The last place you climbed?
The Adirondacks.

Are you strong?
I would say so. My entire body has changed in the last two years.

And you enjoy it because?
It is an incredibly meditative and empowering sport. It makes you so completely present. Other than taking yoga for almost 20 years, I was never really an athletic person. I used to be scared of heights, and rock climbing breaks all fear barriers. I love being in nature. Climbing is just you and nature, no cell phone reception, on a wall, with your two hands and your two feet. It doesn’t matter what is going on because it is just you and the rock. You have to think and control yourself and just forget about everything except the present and what to do next. It’s healing. In today’s world of chaos, many people are gravitating towards rock climbing. I push myself in a physical and mental way that I have never done before because there is a lot of fear management when you’re high up on a cliff and don’t want to fall.

You are afraid of heights, and you rock climb?
I still have a fear of heights, but it is awesome to be in a place where you just have to forget your fears.

Do you meditate?
I used to. Not so much anymore. I feel like climbing is meditating, especially when you’re on a big mountain all by yourself, waiting for your partner, because you’re always about a hundred feet apart.

Have you ever free soloed?
No, I am not interested in free soloing. That’s like playing with death. Rock climbing itself is empowering to me. I was passionate about this book and all the people I’ve met while publishing it. Sharing and giving back to the community was amazing. People who rock climb are a very special tribe. We gravitate towards the same thing, and like family, we have something in common.
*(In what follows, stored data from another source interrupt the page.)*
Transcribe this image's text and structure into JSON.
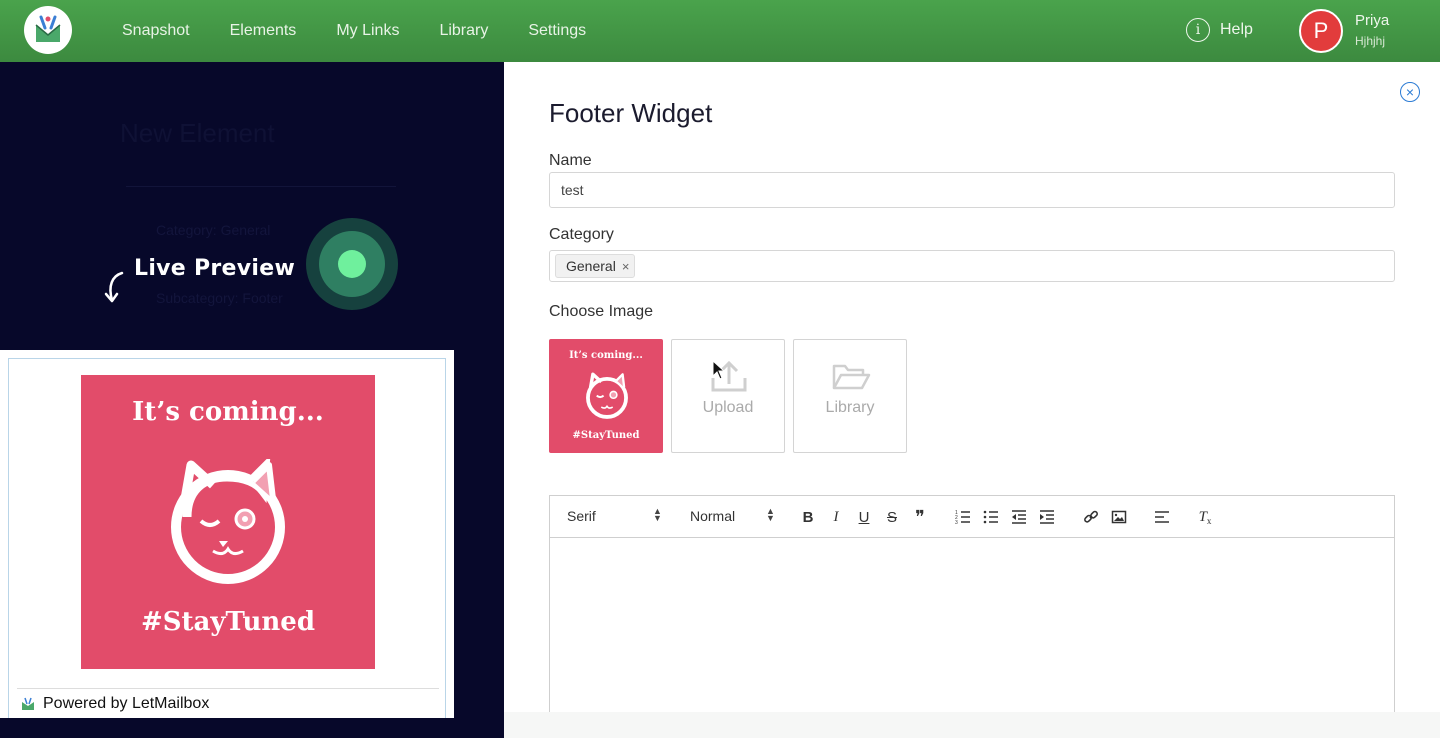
{
  "nav": {
    "items": [
      {
        "label": "Snapshot"
      },
      {
        "label": "Elements"
      },
      {
        "label": "My Links"
      },
      {
        "label": "Library"
      },
      {
        "label": "Settings"
      }
    ],
    "help_label": "Help",
    "help_icon": "info-icon"
  },
  "user": {
    "initial": "P",
    "name": "Priya",
    "subtitle": "Hjhjhj"
  },
  "background": {
    "title": "New Element",
    "text_1": "Category: General",
    "text_2": "Subcategory: Footer"
  },
  "live_preview": {
    "label": "Live Preview",
    "powered_by": "Powered by LetMailbox",
    "image_title": "It’s coming...",
    "image_tag": "#StayTuned"
  },
  "panel": {
    "title": "Footer Widget",
    "name_label": "Name",
    "name_value": "test",
    "category_label": "Category",
    "category_tag": "General",
    "category_tag_remove": "×",
    "choose_image_label": "Choose Image",
    "selected_image_title": "It’s coming...",
    "selected_image_tag": "#StayTuned",
    "upload_label": "Upload",
    "library_label": "Library",
    "close_symbol": "×"
  },
  "editor": {
    "font_value": "Serif",
    "size_value": "Normal",
    "bold": "B",
    "italic": "I",
    "underline": "U",
    "strike": "S",
    "quote": "❞",
    "clean": "T"
  },
  "colors": {
    "nav_green": "#3f8f42",
    "overlay": "#07082a",
    "brand_pink": "#e24c6a",
    "avatar_red": "#e23c3c",
    "accent_blue": "#2b7bd4",
    "pulse_green": "#6ff09d"
  }
}
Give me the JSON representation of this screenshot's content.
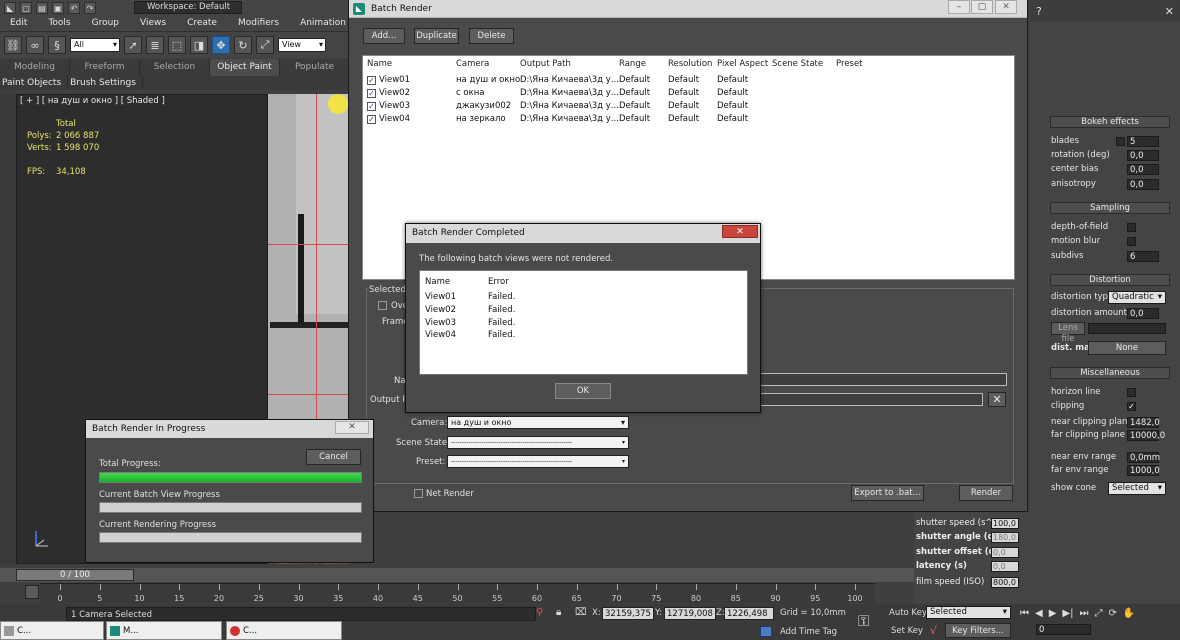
{
  "workspace": "Workspace: Default",
  "menus": [
    "Edit",
    "Tools",
    "Group",
    "Views",
    "Create",
    "Modifiers",
    "Animation",
    "G"
  ],
  "toolbar": {
    "selection_filter": "All",
    "ref_coord": "View"
  },
  "ribbon": {
    "tabs": [
      "Modeling",
      "Freeform",
      "Selection",
      "Object Paint",
      "Populate"
    ],
    "active": "Object Paint",
    "subtabs": [
      "Paint Objects",
      "Brush Settings"
    ]
  },
  "viewport": {
    "label": "[ + ] [ на душ и окно ] [ Shaded ]",
    "stats": {
      "total_label": "Total",
      "polys_label": "Polys:",
      "polys": "2 066 887",
      "verts_label": "Verts:",
      "verts": "1 598 070",
      "fps_label": "FPS:",
      "fps": "34,108"
    }
  },
  "batch_render": {
    "title": "Batch Render",
    "buttons": {
      "add": "Add...",
      "duplicate": "Duplicate",
      "delete": "Delete"
    },
    "columns": [
      "Name",
      "Camera",
      "Output Path",
      "Range",
      "Resolution",
      "Pixel Aspect",
      "Scene State",
      "Preset"
    ],
    "rows": [
      {
        "name": "View01",
        "camera": "на душ и окно",
        "path": "D:\\Яна Кичаева\\3д у...",
        "range": "Default",
        "resolution": "Default",
        "aspect": "Default"
      },
      {
        "name": "View02",
        "camera": "с окна",
        "path": "D:\\Яна Кичаева\\3д у...",
        "range": "Default",
        "resolution": "Default",
        "aspect": "Default"
      },
      {
        "name": "View03",
        "camera": "джакузи002",
        "path": "D:\\Яна Кичаева\\3д у...",
        "range": "Default",
        "resolution": "Default",
        "aspect": "Default"
      },
      {
        "name": "View04",
        "camera": "на зеркало",
        "path": "D:\\Яна Кичаева\\3д у...",
        "range": "Default",
        "resolution": "Default",
        "aspect": "Default"
      }
    ],
    "selected_group": "Selected B",
    "override": "Ove",
    "frames": "Frame",
    "name_label": "Na",
    "output_path_label": "Output Pa",
    "camera_label": "Camera:",
    "camera_value": "на душ и окно",
    "scene_state_label": "Scene State:",
    "scene_state_value": "--------------------------------------------------------",
    "preset_label": "Preset:",
    "preset_value": "--------------------------------------------------------",
    "net_render": "Net Render",
    "export": "Export to .bat...",
    "render": "Render"
  },
  "completed": {
    "title": "Batch Render Completed",
    "message": "The following batch views were not rendered.",
    "columns": [
      "Name",
      "Error"
    ],
    "rows": [
      {
        "name": "View01",
        "error": "Failed."
      },
      {
        "name": "View02",
        "error": "Failed."
      },
      {
        "name": "View03",
        "error": "Failed."
      },
      {
        "name": "View04",
        "error": "Failed."
      }
    ],
    "ok": "OK"
  },
  "progress": {
    "title": "Batch Render In Progress",
    "cancel": "Cancel",
    "total_label": "Total Progress:",
    "total": 1.0,
    "batch_label": "Current Batch View Progress",
    "batch": 0,
    "rendering_label": "Current Rendering Progress",
    "rendering": 0
  },
  "vray": {
    "bokeh": {
      "title": "Bokeh effects",
      "blades_label": "blades",
      "blades": "5",
      "rotation_label": "rotation (deg)",
      "rotation": "0,0",
      "center_bias_label": "center bias",
      "center_bias": "0,0",
      "anisotropy_label": "anisotropy",
      "anisotropy": "0,0"
    },
    "sampling": {
      "title": "Sampling",
      "dof_label": "depth-of-field",
      "motion_blur_label": "motion blur",
      "subdivs_label": "subdivs",
      "subdivs": "6"
    },
    "distortion": {
      "title": "Distortion",
      "type_label": "distortion type",
      "type": "Quadratic",
      "amount_label": "distortion amount",
      "amount": "0,0",
      "lens_file": "Lens file",
      "dist_map": "dist. map",
      "dist_map_value": "None"
    },
    "misc": {
      "title": "Miscellaneous",
      "horizon_label": "horizon line",
      "clipping_label": "clipping",
      "near_clip_label": "near clipping plane",
      "near_clip": "1482,0",
      "far_clip_label": "far clipping plane",
      "far_clip": "10000,0",
      "near_env_label": "near env range",
      "near_env": "0,0mm",
      "far_env_label": "far env range",
      "far_env": "1000,0",
      "show_cone_label": "show cone",
      "show_cone": "Selected"
    }
  },
  "camera_params": [
    {
      "label": "shutter speed (s^-1",
      "value": "100,0"
    },
    {
      "label": "shutter angle (deg)",
      "value": "180,0"
    },
    {
      "label": "shutter offset (deg)",
      "value": "0,0"
    },
    {
      "label": "latency (s)",
      "value": "0,0"
    },
    {
      "label": "film speed (ISO)",
      "value": "800,0"
    }
  ],
  "timeline": {
    "frame": "0 / 100",
    "ticks": [
      "0",
      "5",
      "10",
      "15",
      "20",
      "25",
      "30",
      "35",
      "40",
      "45",
      "50",
      "55",
      "60",
      "65",
      "70",
      "75",
      "80",
      "85",
      "90",
      "95",
      "100"
    ]
  },
  "status": {
    "message": "1 Camera Selected",
    "x_label": "X:",
    "x": "32159,375",
    "y_label": "Y:",
    "y": "12719,008",
    "z_label": "Z:",
    "z": "1226,498",
    "grid": "Grid = 10,0mm",
    "add_time_tag": "Add Time Tag",
    "auto_key": "Auto Key",
    "auto_key_value": "Selected",
    "set_key": "Set Key",
    "key_filters": "Key Filters...",
    "frame_field": "0"
  },
  "taskbar": [
    {
      "label": "C..."
    },
    {
      "label": "M..."
    },
    {
      "label": "C..."
    }
  ],
  "colors": {
    "progress": "#16b12b",
    "close": "#c9463d",
    "stats": "#e8e26a"
  }
}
What does work as an editor at Rizzoli entail?
My work at any given point really depends on the project . . . if I have to look at proofs, meet with the publisher or have meetings. My projects dictate my work. I have four books transmitting to print right now. I have four transmitting for spring and four starting for the fall. While some are literally finishing and I need to just oversee proofs, others are developing. And some projects I am creating new.

How do you interface with the publisher, Charles Miers, who heads editorial?
Sometimes, Charles will find a project, or someone will bring him a project, and he might ask me to edit it because he feels I would be the right editor for the book. When it is my own idea, like the rock-climbing book, I pitch the project to Charles, and then I work to make the entire book happen. The Kim Gordon book was also my idea. I’m an acquisition editor meaning I acquire titles. Charles brings some titles to me, and people often contact me directly with book ideas.

Does God exist?
I believe in more of a Buddhist approach to God. I feel like we are all God, or God is around us, and the sun is God.

What is your purpose?
That’s a really hard one. I hope to be able to give something back to this world, not in a charity way, but through kindness towards a person, or growing a flower so that the bees can be happy or creating something that people can feel inspired by. I don’t know.